NSX Manager reported Application Crashed on ESXi host during pNIC Bonding

book

Article ID: 416892

calendar_today

Updated On:

Products

VMware NSX

Issue/Introduction

NSX Manager has reported an application crash on an ESXi host.

The host /var/log/vmkernel.log shows a crash dump file named nsx-exporter-zdump.000 was generated. A sample log snippet is provided below for reference.
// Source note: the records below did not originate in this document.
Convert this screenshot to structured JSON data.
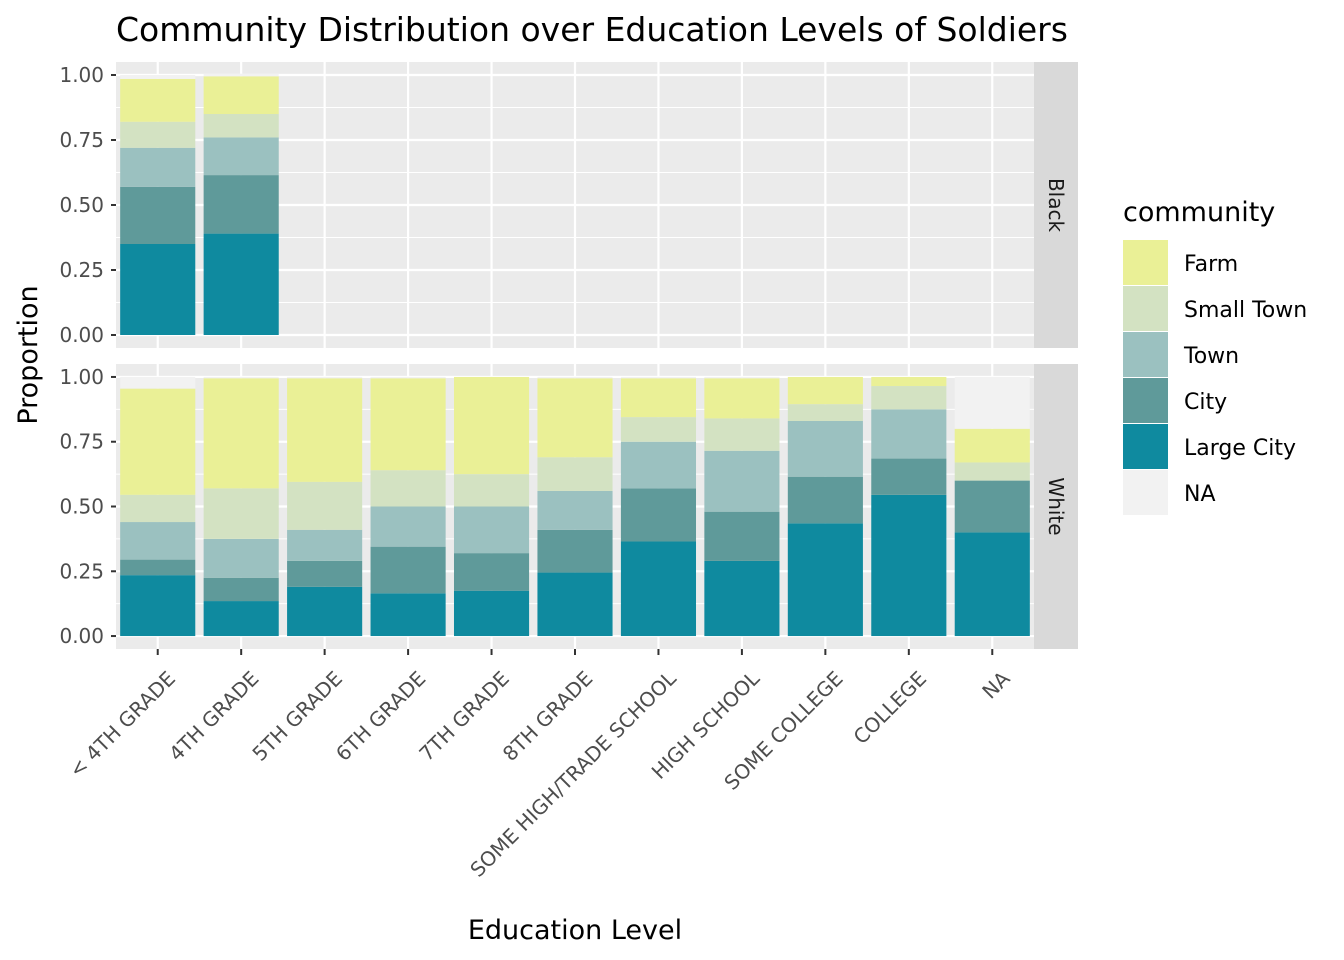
{
  "chart_data": {
    "type": "bar",
    "stacked": true,
    "title": "Community Distribution over Education Levels of Soldiers",
    "xlabel": "Education Level",
    "ylabel": "Proportion",
    "ylim": [
      0,
      1
    ],
    "y_ticks": [
      "0.00",
      "0.25",
      "0.50",
      "0.75",
      "1.00"
    ],
    "y_tick_values": [
      0,
      0.25,
      0.5,
      0.75,
      1.0
    ],
    "grid": true,
    "legend": {
      "title": "community",
      "position": "right"
    },
    "categories": [
      "< 4TH GRADE",
      "4TH GRADE",
      "5TH GRADE",
      "6TH GRADE",
      "7TH GRADE",
      "8TH GRADE",
      "SOME HIGH/TRADE SCHOOL",
      "HIGH SCHOOL",
      "SOME COLLEGE",
      "COLLEGE",
      "NA"
    ],
    "series_meta": [
      {
        "name": "Farm",
        "color": "#EAF096"
      },
      {
        "name": "Small Town",
        "color": "#D3E2C2"
      },
      {
        "name": "Town",
        "color": "#9BC1C0"
      },
      {
        "name": "City",
        "color": "#5F9A9A"
      },
      {
        "name": "Large City",
        "color": "#0F8A9F"
      },
      {
        "name": "NA",
        "color": "#F2F2F2"
      }
    ],
    "panels": [
      {
        "facet": "Black",
        "series": [
          {
            "name": "Large City",
            "values": [
              0.35,
              0.39,
              null,
              null,
              null,
              null,
              null,
              null,
              null,
              null,
              null
            ]
          },
          {
            "name": "City",
            "values": [
              0.22,
              0.225,
              null,
              null,
              null,
              null,
              null,
              null,
              null,
              null,
              null
            ]
          },
          {
            "name": "Town",
            "values": [
              0.15,
              0.145,
              null,
              null,
              null,
              null,
              null,
              null,
              null,
              null,
              null
            ]
          },
          {
            "name": "Small Town",
            "values": [
              0.1,
              0.09,
              null,
              null,
              null,
              null,
              null,
              null,
              null,
              null,
              null
            ]
          },
          {
            "name": "Farm",
            "values": [
              0.165,
              0.145,
              null,
              null,
              null,
              null,
              null,
              null,
              null,
              null,
              null
            ]
          },
          {
            "name": "NA",
            "values": [
              0.015,
              0.01,
              null,
              null,
              null,
              null,
              null,
              null,
              null,
              null,
              null
            ]
          }
        ]
      },
      {
        "facet": "White",
        "series": [
          {
            "name": "Large City",
            "values": [
              0.235,
              0.135,
              0.19,
              0.165,
              0.175,
              0.245,
              0.365,
              0.29,
              0.435,
              0.545,
              0.4
            ]
          },
          {
            "name": "City",
            "values": [
              0.06,
              0.09,
              0.1,
              0.18,
              0.145,
              0.165,
              0.205,
              0.19,
              0.18,
              0.14,
              0.2
            ]
          },
          {
            "name": "Town",
            "values": [
              0.145,
              0.15,
              0.12,
              0.155,
              0.18,
              0.15,
              0.18,
              0.235,
              0.215,
              0.19,
              0.0
            ]
          },
          {
            "name": "Small Town",
            "values": [
              0.105,
              0.195,
              0.185,
              0.14,
              0.125,
              0.13,
              0.095,
              0.125,
              0.065,
              0.09,
              0.07
            ]
          },
          {
            "name": "Farm",
            "values": [
              0.41,
              0.425,
              0.4,
              0.355,
              0.375,
              0.305,
              0.15,
              0.155,
              0.105,
              0.035,
              0.13
            ]
          },
          {
            "name": "NA",
            "values": [
              0.045,
              0.005,
              0.005,
              0.005,
              0.0,
              0.005,
              0.005,
              0.005,
              0.0,
              0.0,
              0.2
            ]
          }
        ]
      }
    ]
  }
}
YYYY-MM-DDTHH:MM:SS.SSSZ In(182) vmkernel: cpu36:#####76)User: ####: nsx-exporter: wantCoreDump:nsx-exporter signal:6 exitCode:0 coredump:enabled
YYYY-MM-DDTHH:MM:SS.SSSZ In(182) vmkernel: cpu36:#####76)UserDump: ####: nsx-exporter: Dumping cartel #####92 (from world #####76) to file /var/core/nsx-exporter-zdump.000 ...
YYYY-MM-DDTHH:MM:SS.SSSZ In(182) vmkernel: cpu36:#####76)UserDump: ####: nsx-exporter: Userworld(nsx-exporter) coredump complete.
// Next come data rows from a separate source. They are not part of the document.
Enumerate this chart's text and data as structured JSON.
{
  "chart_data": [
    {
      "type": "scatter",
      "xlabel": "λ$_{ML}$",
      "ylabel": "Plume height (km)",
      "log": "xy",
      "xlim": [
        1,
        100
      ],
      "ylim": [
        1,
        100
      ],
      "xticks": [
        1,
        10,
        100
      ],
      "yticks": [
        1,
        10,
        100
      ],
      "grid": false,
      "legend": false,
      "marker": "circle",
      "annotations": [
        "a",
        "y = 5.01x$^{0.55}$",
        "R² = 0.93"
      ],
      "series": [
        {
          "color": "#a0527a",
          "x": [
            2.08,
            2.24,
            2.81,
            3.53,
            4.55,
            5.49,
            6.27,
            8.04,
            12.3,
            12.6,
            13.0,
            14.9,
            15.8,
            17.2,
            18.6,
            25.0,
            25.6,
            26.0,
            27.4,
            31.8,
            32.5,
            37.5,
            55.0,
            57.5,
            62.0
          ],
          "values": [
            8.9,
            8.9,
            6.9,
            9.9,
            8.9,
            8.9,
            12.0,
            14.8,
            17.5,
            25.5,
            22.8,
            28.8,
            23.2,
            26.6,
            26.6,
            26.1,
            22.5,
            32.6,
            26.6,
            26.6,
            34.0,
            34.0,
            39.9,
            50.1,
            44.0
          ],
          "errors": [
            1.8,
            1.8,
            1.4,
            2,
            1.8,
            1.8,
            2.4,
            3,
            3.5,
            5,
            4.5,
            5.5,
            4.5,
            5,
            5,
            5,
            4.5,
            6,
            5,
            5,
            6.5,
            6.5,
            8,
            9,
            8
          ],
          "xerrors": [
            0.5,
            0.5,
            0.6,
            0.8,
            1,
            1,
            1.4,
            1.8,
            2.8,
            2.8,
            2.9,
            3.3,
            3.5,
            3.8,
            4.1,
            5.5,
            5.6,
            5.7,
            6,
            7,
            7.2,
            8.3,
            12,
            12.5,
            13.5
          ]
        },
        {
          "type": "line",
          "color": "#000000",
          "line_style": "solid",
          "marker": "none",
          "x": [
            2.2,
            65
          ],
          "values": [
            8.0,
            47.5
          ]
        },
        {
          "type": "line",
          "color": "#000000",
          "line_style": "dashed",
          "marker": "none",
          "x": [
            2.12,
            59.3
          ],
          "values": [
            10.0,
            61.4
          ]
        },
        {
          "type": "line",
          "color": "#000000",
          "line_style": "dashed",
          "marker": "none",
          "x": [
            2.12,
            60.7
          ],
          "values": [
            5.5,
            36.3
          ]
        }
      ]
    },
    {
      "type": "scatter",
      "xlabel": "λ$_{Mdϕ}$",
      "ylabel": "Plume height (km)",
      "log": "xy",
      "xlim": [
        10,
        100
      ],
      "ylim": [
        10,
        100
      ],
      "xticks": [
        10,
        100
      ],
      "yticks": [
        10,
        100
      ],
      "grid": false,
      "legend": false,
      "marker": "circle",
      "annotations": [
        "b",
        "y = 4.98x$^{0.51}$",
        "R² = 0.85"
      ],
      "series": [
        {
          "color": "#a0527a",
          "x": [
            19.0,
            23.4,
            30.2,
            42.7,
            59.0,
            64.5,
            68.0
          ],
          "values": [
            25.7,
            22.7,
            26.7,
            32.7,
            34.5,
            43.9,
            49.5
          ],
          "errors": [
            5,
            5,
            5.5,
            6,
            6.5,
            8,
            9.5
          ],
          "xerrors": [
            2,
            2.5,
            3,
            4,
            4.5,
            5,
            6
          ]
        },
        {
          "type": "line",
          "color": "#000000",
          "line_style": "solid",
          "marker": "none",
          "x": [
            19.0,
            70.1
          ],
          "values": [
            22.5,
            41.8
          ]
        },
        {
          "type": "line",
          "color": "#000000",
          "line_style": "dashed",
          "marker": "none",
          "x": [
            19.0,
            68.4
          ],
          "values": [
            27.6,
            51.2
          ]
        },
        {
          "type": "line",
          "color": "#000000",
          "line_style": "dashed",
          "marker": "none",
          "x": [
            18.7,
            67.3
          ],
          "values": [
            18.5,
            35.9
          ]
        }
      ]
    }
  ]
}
From the /var/log/nsx-syslog around the time the core dump was generated shows multiple pNIC bonding and teaming related events occurring shortly before the crash. Please refer to the sample log snippet below for additional context.
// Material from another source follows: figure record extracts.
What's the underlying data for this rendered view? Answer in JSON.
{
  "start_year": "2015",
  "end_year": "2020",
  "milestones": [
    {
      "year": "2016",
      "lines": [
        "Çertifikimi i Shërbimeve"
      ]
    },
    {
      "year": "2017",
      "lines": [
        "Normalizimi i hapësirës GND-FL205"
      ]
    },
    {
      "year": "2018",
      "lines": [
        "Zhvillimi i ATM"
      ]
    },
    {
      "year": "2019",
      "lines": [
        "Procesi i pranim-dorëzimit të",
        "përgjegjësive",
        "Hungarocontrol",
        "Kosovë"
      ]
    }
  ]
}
nsx-syslog.0:YYYY-MM-DDTHH:MM:SS.SSSZ In(182) nsx-exporter[#####92]: NSX #####92 - [nsx@##76 comp="nsx-esx" subcomp="agg-service" tid="#####10" level="INFO"] [Heatmap][KCPGetPSTeam] Got 0 uplinks and 0 LAGs
nsx-syslog.0:YYYY-MM-DDTHH:MM:SS.SSSZ In(182) nsx-exporter[#####92]: NSX #####92 - [nsx@##76 comp="nsx-esx" subcomp="agg-service" tid="#####10" level="INFO"] [Heatmap][KCPGetPSTeam] 0 pnics 0 lags
nsx-syslog.0:YYYY-MM-DDTHH:MM:SS.SSSZ In(182) nsx-exporter[#####2]: NSX #####92 - [nsx@##76 comp="nsx-esx" subcomp="mpa-client" tid="#####11" level="INFO"] [TransportNodeStatusVertical] RespondMsg : Sent response with type (com.vmware.nsx.management.agg_service.transport_node_status.PnicBondsMsg) corelationId (########-####-####-###############59) trackingId (########-####-####-###############59)
nsx-syslog.0:YYYY-MM-DDTHH:MM:SS.SSSZ In(182) nsx-exporter[#####036]: NSX #####036 - [nsx@##76 comp="nsx-esx" subcomp="agg-service" tid="#####036" level="INFO"] App (TransportNodeStatusVertical) registered status handler for msgType: vmware.nsx.agg_service.PnicBondsMsg
nsx-syslog.0:YYYY-MM-DDTHH:MM:SS.SSSZ In(182) nsx-exporter[#####036]: NSX #####036 - [nsx@##76 comp="nsx-esx" subcomp="agg-service" tid="#####036" level="INFO"] App (TransportNodeStatusVertical) registered status handler for msgType: vmware.nsx.agg_service.PnicBondsMsg
nsx-syslog.0:YYYY-MM-DDTHH:MM:SS.SSSZ In(182) nsx-exporter[#####036]: NSX #####036 - [nsx@##76 comp="nsx-esx" subcomp="agg-service" tid="#####036" level="INFO"] Successfully registered TRANSPORT_NODE_STATUS_VERTICAL:PNIC_BONDS with StatusSource

 

Environment

VMware NSX

Cause

This issue occurs when multiple threads processing GetPnicBondsStatus, leading to a race condition issue as the nsx_uplink_map_ is not protected.

Resolution

This issue has been resolved in NSX 4.2.1

Additional Information

Fixed Issue 3405911: In rare scenarios, nsx-exporter on ESX host may crash.
There will be a brief service interruption, which may delay data updates on the MP. The nsx-exporter process restarts automatically and resumes operation.